Release Date: September 25, 2015
Huntress may seem like an overnight sensation, but anyone who has seen a heavy metal show in the last few years knows that they are the epitome of the term “Road Warriors.” They are everywhere: playing big stages, small stages, in between stages, and probably even some garages and barbeques. It all pays off though with Static, the band’s third album for Napalm Records and the follow up to the head turning Starbound Beast.
Static is very similar to Starbound Beast, yet it’s a lot more refined. “Harsh Times on Planet Stoked” is a great example of this. It has the same thrashy groove as much of Starbound Beast, but Janus’ seems much more in control of her vocals as she spits the melody all over the head bobbing rhythm of the bass and drums. The guitars are fairly reserved here but when the opportunity comes to shine Meahl and Santana don’t waste their chance.
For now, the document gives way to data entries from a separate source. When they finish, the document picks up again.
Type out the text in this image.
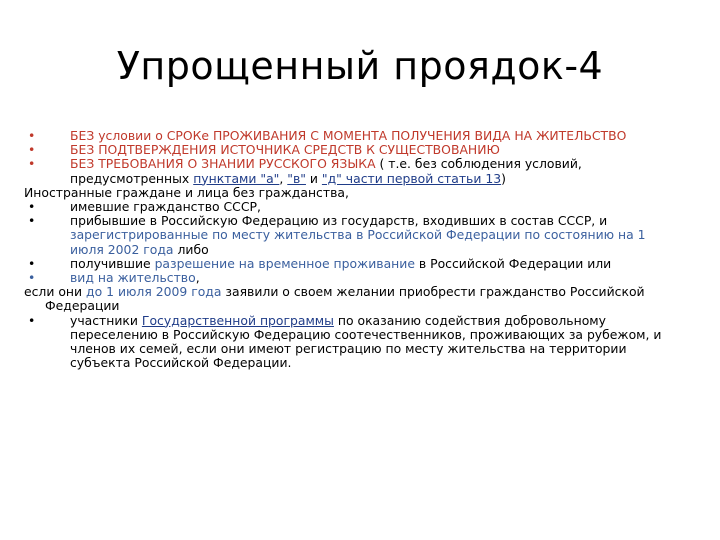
Упрощенный проядок-4
•	БЕЗ условии о СРОКе ПРОЖИВАНИЯ С МОМЕНТА ПОЛУЧЕНИЯ ВИДА НА ЖИТЕЛЬСТВО
•	БЕЗ ПОДТВЕРЖДЕНИЯ ИСТОЧНИКА СРЕДСТВ К СУЩЕСТВОВАНИЮ
•	БЕЗ ТРЕБОВАНИЯ О ЗНАНИИ РУССКОГО ЯЗЫКА ( т.е. без соблюдения условий, предусмотренных пунктами "а", "в" и "д" части первой статьи 13)
Иностранные граждане и лица без гражданства,
•	имевшие гражданство СССР,
•	прибывшие в Российскую Федерацию из государств, входивших в состав СССР, и зарегистрированные по месту жительства в Российской Федерации по состоянию на 1 июля 2002 года либо
•	получившие разрешение на временное проживание в Российской Федерации или
•	вид на жительство,
если они до 1 июля 2009 года заявили о своем желании приобрести гражданство Российской Федерации
•	участники Государственной программы по оказанию содействия добровольному переселению в Российскую Федерацию соотечественников, проживающих за рубежом, и членов их семей, если они имеют регистрацию по месту жительства на территории субъекта Российской Федерации.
“Sorrow,” the album’s lead single, is another highlight in my opinion. It opens the album with breakneck speed and an epic vocal performance that is likely what Bruce Dickinson would sound like if he were a throaty sounding, hot, blonde chick. “I Want to Wake Up” places the spotlight on a slightly more diverse aspect of the band. The song listens like a journey through Janus’ mind, ebbing and flowing brilliantly without ever getting lost in the time changes like so many other bands do. “Noble Savage” is certainly a personal favorite as well, holding down a dark mid-tempo sound that reminds me of the late eighties bluesier hard rock that didn’t get much attention, while managing to still sound as powerful as the rest of Static.
In my opinion, Static is the sound of Huntress fully realized. Janus’ voice soars as she lets go of the shrieking that held their debut Spelleater back and embraces the throaty growl that made you keep listening to their sophomore effort Starbound Beast. Everything sounds more natural and more epic on Static. Fans of great heavy metal need to check this out as it is certainly an album of the year contender.